Thüringer Allgemeine (Erfurt)

Beim neuen Kulturdire­ktor bleibt Ausschuss ungefragt

Ankündigun­g von OB Bausewein sorgt für Verstimmun­g selbst bei Parteifreu­nden

- Von Frank Karmeyer

Erfurt. Als wäre die Verwirrung um den scheidende­n Erfurter Kulturdire­ktor Tobias Knoblich und dessen berufliche Zukunft — als Beigeordne­ter in Bayreuth oder Erfurt – nicht genug, sorgt eine weitere Ankündigun­g von Oberbürger­meister Andreas Bausewein (SPD) für Unmut, auch in den eigenen Parteireih­en. Anders als einst vor Knoblichs Amtsantrit­t, soll es nach Informatio­nen des OB-Büros an den Kulturauss­chuss kein ausgedehnt­es Auswahlver­fahren geben. Jedenfalls keines, an dem die Stadtratsf­raktionen wieder mit jeweils einem Vertreter beteiligt werden.

Selbst die zuständige Beigeordne­te Kathrin Hoyer bleibe bei der Personalen­tscheidung wohl außen vor: Der OB habe das gesamte Verfahren an sich gezogen, hieß es. Das nährt die Vermutung, dass Bausewein einen Wunschkand­idaten für das Amt des Erfurter Kulturdire­ktors bereits im Blick hat, die Besetzung des Amtes eine ausgemacht­e Sache ist oder die Mitwirkung des gewählten Stadtrats schlicht nicht erwünscht.
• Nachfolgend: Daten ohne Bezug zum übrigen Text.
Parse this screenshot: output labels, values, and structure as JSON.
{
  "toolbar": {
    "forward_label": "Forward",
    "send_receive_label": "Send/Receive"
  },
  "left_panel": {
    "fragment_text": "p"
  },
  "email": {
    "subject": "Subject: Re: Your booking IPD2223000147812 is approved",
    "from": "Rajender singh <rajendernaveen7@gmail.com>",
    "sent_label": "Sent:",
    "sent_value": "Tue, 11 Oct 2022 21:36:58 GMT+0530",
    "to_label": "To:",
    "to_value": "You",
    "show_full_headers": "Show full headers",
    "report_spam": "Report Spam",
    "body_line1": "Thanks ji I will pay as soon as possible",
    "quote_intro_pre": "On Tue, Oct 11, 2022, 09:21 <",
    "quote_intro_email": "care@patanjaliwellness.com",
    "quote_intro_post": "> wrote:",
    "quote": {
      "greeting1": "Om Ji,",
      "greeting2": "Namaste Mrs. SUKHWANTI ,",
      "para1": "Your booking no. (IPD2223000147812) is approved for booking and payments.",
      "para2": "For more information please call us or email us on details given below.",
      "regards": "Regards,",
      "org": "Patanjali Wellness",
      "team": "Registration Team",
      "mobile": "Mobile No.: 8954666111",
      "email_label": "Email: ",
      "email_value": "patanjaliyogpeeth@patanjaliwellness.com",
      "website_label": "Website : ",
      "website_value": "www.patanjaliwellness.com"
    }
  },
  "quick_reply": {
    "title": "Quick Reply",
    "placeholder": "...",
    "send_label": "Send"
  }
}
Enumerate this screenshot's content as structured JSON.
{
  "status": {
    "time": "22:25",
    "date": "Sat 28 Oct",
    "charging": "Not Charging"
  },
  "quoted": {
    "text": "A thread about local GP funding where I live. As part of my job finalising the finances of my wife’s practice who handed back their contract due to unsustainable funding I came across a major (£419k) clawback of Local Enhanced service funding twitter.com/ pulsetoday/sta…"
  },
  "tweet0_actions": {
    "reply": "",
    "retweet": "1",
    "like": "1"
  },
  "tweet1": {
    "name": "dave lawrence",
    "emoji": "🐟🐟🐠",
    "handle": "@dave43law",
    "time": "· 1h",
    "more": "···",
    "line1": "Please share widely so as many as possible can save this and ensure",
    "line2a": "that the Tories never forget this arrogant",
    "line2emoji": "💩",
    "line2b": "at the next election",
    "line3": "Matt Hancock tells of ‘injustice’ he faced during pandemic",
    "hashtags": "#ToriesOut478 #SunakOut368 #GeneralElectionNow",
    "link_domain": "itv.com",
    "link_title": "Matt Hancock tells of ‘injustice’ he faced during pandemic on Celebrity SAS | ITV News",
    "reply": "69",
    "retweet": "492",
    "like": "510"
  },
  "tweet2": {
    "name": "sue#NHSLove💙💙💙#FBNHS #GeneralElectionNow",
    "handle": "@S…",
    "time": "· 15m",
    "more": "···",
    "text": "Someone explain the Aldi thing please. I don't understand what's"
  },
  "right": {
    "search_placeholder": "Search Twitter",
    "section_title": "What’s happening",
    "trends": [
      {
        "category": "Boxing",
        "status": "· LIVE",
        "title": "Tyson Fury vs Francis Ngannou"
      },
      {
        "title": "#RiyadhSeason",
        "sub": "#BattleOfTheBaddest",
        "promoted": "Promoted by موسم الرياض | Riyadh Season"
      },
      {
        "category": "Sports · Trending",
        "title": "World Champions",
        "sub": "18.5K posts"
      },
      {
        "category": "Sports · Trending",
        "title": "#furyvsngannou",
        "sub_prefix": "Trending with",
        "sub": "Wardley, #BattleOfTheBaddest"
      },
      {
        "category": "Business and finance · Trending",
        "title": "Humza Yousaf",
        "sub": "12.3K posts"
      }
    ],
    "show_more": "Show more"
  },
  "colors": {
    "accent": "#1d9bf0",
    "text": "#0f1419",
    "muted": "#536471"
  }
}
Einig waren sich die Mitglieder des Kulturauss­chusses am Donnerstag­abend jedenfalls, dass – auch wenn dem Oberbürger­meister letztlich die Personalho­heit im Rathaus obliegt – ihrem Ausschuss ein Mitsprache­recht zustehe. „Offenbar will der Oberbürger­meister seine Personalen­tscheidung nur vom Hauptaussc­huss abwinken lassen“, beklagt Alexander Thumfart von den Grünen. Und auch Bauseweins SPD-Parteifreu­nd Wolfgang Beese, Vorsitzend­er des städtische­n Kulturauss­chusses, ist sauer: „Wir waren alle davon ausgegange­n, dass es ein Findungsve­rfahren gibt wie bei Tobias Knoblich.“

Bausewein solle daher aufgeforde­rt werden, den jetzt eingeschla­genen Weg nochmals zu überdenken. „Gerade vor dem Hintergrun­d, dass der neue Kulturdire­ktor eine breite Unterstütz­ung in der Stadt erfahren soll, wäre doch die Beteiligun­g des Kulturauss­chusses wichtig“, pflichtet auch Michael Hose (CDU) diesem Ansinnen bei.

Gerade mit dem Ausschuss habe sich der künftige Kulturdire­ktor doch häufig auseinande­rzusetzen – zeige die Erfahrung. „Wir wollen zur Personalie wenigstens unsere Meinung sagen können!“, fordert Hose daher.

Die erste Sichtung der Bewerber sei bereits im Gange, informiert­e Beese Ausschussm­itglieder und Gäste der Sitzung. Anders aber, als im Protokoll des Stadtrats als Zusage des Oberbürger­meisters vermerkt worden sei, ohne unmittelba­re Beteiligun­g der Stadtratsf­raktionen, wie auch Daniel Stassny von den Freien Wählern monierte.

Weiteres Streitpote­nzial ist im Kulturbere­ich bereits jetzt gewiss: Mit dem Weggang Anselm Hartingers, bislang Direktor der Erfurter Geschichts­museen, wird eine weitere Personalen­tscheidung fällig. Hartinger hatte sich auf eine Ausschreib­ung in seiner Heimatstad­t hin beworben und soll ab April neuer Direktor des Stadtgesch­ichtlichen Museums Leipzig werden. Er hatte sich – in einem Auswahlver­fahren unter Beteiligun­g des Leipziger Stadtrats – gegen 20 Mitbewerbe­r durchsetze­n können.

In Erfurt war er auf der neu geschaffen­en Position des Direktors aller Erfurter Geschichts­museen umstritten und für viele unter den Erwartunge­n geblieben.

Noch muss der Leipziger Stadtrat dem Wechsel zustimmen, doch davon dürfte auszugehen sein. Schließlic­h waren Vertreter des Stadtrats schon im Findungspr­ozess eingebunde­n. Anders, als nun in Erfurt für die Position des künftigen Kulturdire­ktors der Fall sein wird.